I can understand the sentiment- diets are fads but changing your lifestyle sounds more grandiose, like one is making a more permanent change. 

This is not going to be a popular next few paragraphs, but I honestly believe that until we fundamentally change the way we eat and our relationship with food, we can call it a “Pretty Pretty Princess Party,” because it’s not going to work long-term.

I am an advocate for cleaning eating, and follow the Weight Watcher Simply Filling tenets (though I use the Points Plus formula myself) which call for whole grains, plenty of fruits, veggies and lean proteins. Cleaning Eating takes these tenets one step further, and encourages limited foods that have been processed, contain chemicals or preservatives, or artificial flavor/colors. 

I understand the convenience of frozen foods, the affordability of pre-portioned meals and canned soups. These processed foods give us the impression we’re still eating the chips, nacho cheese, ice cream, etc we’ve come to expect in our lives. 

But if we’re truly changing our lifestyles, we can’t be satisfied with creating a cheaper, chemically-modified chili-cheese dog that’s 5 points instead of the full-fat version that is 10 points. We need to recognize that chili-cheese dogs and those chips, nacho cheese and rocky road ice cream we have come to expect in our lives are not the best fuel for our bodies on a regular basis.
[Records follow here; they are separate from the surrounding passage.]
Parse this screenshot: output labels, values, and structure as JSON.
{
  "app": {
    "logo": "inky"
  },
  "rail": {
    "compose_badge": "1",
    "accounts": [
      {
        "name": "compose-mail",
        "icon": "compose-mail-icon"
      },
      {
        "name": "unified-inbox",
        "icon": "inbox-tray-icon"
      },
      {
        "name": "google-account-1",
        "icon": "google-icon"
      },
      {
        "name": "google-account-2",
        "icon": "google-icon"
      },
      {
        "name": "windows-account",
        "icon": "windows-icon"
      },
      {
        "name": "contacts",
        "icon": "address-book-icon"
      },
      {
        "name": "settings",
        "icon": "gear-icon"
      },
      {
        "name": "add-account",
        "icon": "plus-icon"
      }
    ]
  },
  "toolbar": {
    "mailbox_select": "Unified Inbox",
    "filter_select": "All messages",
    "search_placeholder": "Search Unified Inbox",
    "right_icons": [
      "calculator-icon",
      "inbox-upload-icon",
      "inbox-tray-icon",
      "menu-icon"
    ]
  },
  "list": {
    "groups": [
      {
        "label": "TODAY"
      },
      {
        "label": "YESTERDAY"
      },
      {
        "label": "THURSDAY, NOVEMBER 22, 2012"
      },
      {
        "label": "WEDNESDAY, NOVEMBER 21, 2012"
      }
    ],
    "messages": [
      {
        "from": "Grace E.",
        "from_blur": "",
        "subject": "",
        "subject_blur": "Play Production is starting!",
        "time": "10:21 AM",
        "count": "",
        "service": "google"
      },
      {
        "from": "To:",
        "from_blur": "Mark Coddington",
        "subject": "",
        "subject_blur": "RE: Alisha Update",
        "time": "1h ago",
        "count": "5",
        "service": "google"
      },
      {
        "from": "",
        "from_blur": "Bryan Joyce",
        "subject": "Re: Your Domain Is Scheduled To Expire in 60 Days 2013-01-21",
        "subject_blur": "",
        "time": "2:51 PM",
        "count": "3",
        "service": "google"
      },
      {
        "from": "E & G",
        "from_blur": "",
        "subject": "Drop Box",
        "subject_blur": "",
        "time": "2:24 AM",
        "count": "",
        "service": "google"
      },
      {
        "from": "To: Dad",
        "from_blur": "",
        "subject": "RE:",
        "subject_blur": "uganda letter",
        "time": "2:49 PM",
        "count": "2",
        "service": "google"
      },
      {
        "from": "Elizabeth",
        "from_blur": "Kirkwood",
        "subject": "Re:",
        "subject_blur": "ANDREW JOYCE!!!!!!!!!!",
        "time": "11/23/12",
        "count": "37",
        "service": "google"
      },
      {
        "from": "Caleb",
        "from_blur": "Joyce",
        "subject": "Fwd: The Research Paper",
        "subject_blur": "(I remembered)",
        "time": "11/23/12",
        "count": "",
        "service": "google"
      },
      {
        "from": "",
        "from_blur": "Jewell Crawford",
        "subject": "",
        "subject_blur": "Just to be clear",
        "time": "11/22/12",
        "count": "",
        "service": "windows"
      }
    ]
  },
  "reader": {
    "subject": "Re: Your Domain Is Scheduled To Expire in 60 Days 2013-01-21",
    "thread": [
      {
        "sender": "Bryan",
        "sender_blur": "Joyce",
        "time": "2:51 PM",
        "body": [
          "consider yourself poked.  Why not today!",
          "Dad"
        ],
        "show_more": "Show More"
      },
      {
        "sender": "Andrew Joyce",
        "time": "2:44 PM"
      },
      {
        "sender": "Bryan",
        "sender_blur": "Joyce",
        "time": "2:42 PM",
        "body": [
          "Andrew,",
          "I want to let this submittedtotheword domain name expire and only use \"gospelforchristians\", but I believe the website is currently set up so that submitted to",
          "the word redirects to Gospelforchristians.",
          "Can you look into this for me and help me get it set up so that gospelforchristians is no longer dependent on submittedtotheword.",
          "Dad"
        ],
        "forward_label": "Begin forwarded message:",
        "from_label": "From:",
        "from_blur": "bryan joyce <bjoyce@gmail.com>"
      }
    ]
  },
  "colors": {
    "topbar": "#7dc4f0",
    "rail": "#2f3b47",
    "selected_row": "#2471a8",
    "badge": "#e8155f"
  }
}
It might take an hour to prepare, but boneless, skinless chicken thighs with sautéed kale and roasted mushrooms will cost the same as a Lean Cuisine or a Smart One, keep you fuller longer AND are healthier for you in the long-term.

True change starts when we examine the eating habits, behaviors and food choices that got us here. Then we must change what doesn’t work, what isn’t helping us lose weight and ultimately, what isn’t healthy for our bodies and helping us live longer, more productive lives.